Die Hochzeitsbranche ist ja sehr speziell, da es keine echte Zielgruppe gibt. Wie löst Du dieses Problem?

Ehrlich gesagt habe ich dieses Problem gar nicht. Meine Dienste biete ich allen Paaren an, die genauso crazy sind wie ich und heiraten wollen. Ich plane Hochzeiten, die man sich leisten kann für junge Paare, die ihr Jawort auf eine besondere, moderne Weise feiern wollen. Dabei stehe ich an ihrer Seite, damit sie sich im Marketing-Jungle der Hochzeitsindustrie zurechtzufinden und teure Planungsfehler vermeiden können. Das können so einfache Dinge sein wie die Dekoration zu mieten anstatt sie gleich kaufen zu müssen.

Du hast einen sehr schönen und stylischen Instagram-Account über Hochzeiten. Was tust Du noch, damit Deine Kunden Dich finden?

Oh Dankeschön! Das ist tatsächlich nur eine von vielen Möglichkeiten, mich kennenzulernen. Ich bin außerdem auf Hochzeitsmessen zu finden. Zum Beispiel könnt Ihr mich auf der hellobride in Augsburg am 19. Februar treffen. Außerdem hab’ ich ja seit Neuestem auch eine wunderbare Website.

War Deine eigene Hochzeit der Hauptgrund, Hochzeitsplanerin zu werden oder gab es da noch etwas anderes?

Da gab es definitiv noch etwas anderes. Ich habe schon lange vorher Veranstaltungen geplant. Eigentlich habe ich ja Kunstgeschichte (+ Germanistik & Anglistik) studiert. Deshalb hab’ ich meinen ersten richtigen Job auch in einem Museum gefunden. Das macht jetzt wahrscheinlich den Eindruck, dass ich Ausstellungen geplant oder ständig Führungen gegeben habe. Das (allein) war aber nicht Teil meiner Jobbeschreibung. Ich wurde ziemlich schnell in die Planung großer und kleiner Veranstaltungen und Feste für Kulturinteressierte involviert.
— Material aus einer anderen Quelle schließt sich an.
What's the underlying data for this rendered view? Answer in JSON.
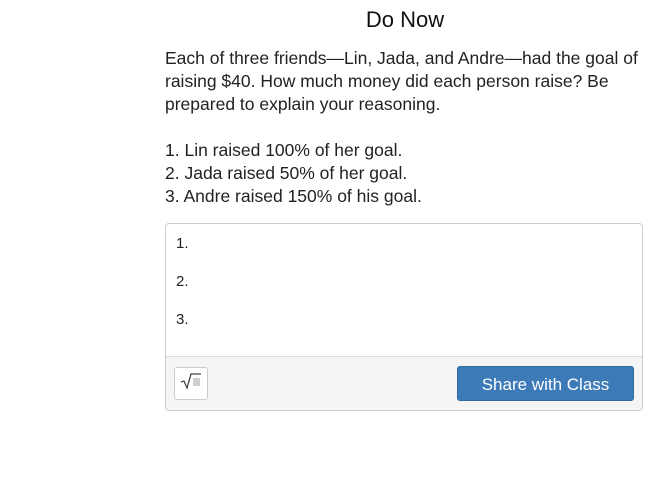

Events mit bis zu 9.000 Besuchern mit zu planen hat definitiv dazu geführt, dass ich mehr davon wollte und mir mein wahres Talent, meine echte Leidenschaft vor Augen geführt: Dafür zu sorgen, dass Menschen eine verdammt gute Zeit haben! Unsere eigene Hochzeit hat mir lediglich die Idee gegeben, dass Paare eigentlich jemanden wie mich brauchen um eine tolle Hochzeit zu planen, wenn ihnen die Zeit und/oder die Erfahrung fehlen, das selbst zu tun.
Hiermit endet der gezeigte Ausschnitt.